À Mayotte, même les tours de contrôle racontent quelque chose du territoire. Depuis le 22 juillet, l’aéroport de Pamandzi s’est doté d’un curieux édifice pour gérer son trafic aérien : une tour temporaire composée de six conteneurs superposés. Inaugurée par le préfet François-Xavier Bieuville, cette structure modeste remplace l’ancienne tour endommagée par le cyclone Chido en décembre dernier. Officiellement qualifiée « d’outil moderne » par l’État, elle a surtout déclenché sarcasmes et incrédulité.
Le bâtiment, censé tenir dix ans, illustre à sa façon les contradictions d’un département sous tension. Car derrière les discours rassurants sur la « reprise » de Mayotte, beaucoup voient dans cette construction l’illustration d’une réponse low-cost à une situation d’urgence. À 1,5 million d’euros, la facture est loin d’être symbolique, mais son apparence rudimentaire alimente les critiques, sur le terrain comme en ligne. « Une tour en carton », « bricolage institutionnel », ou encore « indigne du 101e département » : les commentaires ne manquent pas.
Les élus eux-mêmes peinent à masquer leur gêne.

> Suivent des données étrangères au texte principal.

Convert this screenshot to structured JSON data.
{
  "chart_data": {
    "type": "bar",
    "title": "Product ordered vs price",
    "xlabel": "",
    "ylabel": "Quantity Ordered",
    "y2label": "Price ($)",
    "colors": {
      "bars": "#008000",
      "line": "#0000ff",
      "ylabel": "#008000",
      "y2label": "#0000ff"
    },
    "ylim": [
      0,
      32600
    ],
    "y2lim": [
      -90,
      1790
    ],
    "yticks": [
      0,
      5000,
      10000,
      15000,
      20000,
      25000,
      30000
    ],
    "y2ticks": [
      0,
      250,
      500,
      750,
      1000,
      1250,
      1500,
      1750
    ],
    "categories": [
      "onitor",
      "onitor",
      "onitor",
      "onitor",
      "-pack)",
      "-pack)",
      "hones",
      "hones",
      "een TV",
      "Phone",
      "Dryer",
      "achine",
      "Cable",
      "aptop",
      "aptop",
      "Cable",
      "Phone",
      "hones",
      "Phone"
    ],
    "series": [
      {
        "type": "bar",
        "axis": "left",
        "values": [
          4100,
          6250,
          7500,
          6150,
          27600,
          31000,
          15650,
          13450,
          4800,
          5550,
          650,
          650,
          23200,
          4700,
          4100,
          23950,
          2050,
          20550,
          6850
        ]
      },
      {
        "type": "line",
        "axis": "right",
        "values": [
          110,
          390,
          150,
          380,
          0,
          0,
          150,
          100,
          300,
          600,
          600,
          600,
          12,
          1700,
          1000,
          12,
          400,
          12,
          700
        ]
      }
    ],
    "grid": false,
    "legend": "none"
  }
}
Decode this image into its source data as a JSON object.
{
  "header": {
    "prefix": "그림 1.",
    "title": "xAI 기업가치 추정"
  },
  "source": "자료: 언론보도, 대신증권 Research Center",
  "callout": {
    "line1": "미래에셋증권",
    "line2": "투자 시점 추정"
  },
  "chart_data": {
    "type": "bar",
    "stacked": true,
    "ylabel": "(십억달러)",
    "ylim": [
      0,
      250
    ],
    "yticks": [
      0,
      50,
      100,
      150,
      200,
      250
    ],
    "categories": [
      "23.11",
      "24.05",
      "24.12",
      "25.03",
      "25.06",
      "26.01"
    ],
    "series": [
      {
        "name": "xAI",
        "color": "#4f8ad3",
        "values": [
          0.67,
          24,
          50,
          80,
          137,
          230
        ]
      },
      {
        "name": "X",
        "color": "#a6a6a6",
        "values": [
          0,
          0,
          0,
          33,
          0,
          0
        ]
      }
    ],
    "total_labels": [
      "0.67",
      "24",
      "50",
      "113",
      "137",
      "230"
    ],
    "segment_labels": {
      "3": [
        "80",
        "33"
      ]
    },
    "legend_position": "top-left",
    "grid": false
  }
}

Soihirat El Hadad, conseillère départementale du canton, admet que la modernité vantée par le préfet a laissé place à une certaine perplexité. Seule consolation : ce serait provisoire. Une notion qui, à Mayotte, suscite de la méfiance tant le temporaire tend souvent à se figer dans le paysage.
Côté préfecture, silence radio. La DGAC, pourtant responsable de la supervision technique de l’aviation civile, ne commente pas non plus. Il faut donc se contenter de la version officielle : cette tour modulaire tiendra le temps que le nouvel aéroport de Bouyouni voie le jour, avec une infrastructure digne de ce nom. Un projet colossal chiffré à 1,2 milliard d’euros, censé démarrer l’an prochain pour une livraison en 2035. Autant dire une éternité dans un territoire habitué aux retards et aux annonces sans suite.
En attendant, le contraste est brutal. Là où le gouvernement promet une « refondation » de Mayotte, les Mahorais voient débarquer une pile de conteneurs censée symboliser le retour à la normale. Et si certains viennent même de Grande Terre pour contempler cette installation, ce n’est pas pour en admirer l’architecture. Plutôt pour constater, une fois de plus, que sur l’île, l’exception française prend souvent des allures d’expédient.
La tour de contrôle de Pamandzi est donc debout. Fonctionnelle, peut-être. Acceptée, pas vraiment. Pour nombre d’habitants, elle incarne une modernité bricolée, à l’image d’un département encore en quête de traitement équitable. Un provisoire qui, comme souvent à Mayotte, risque bien de durer.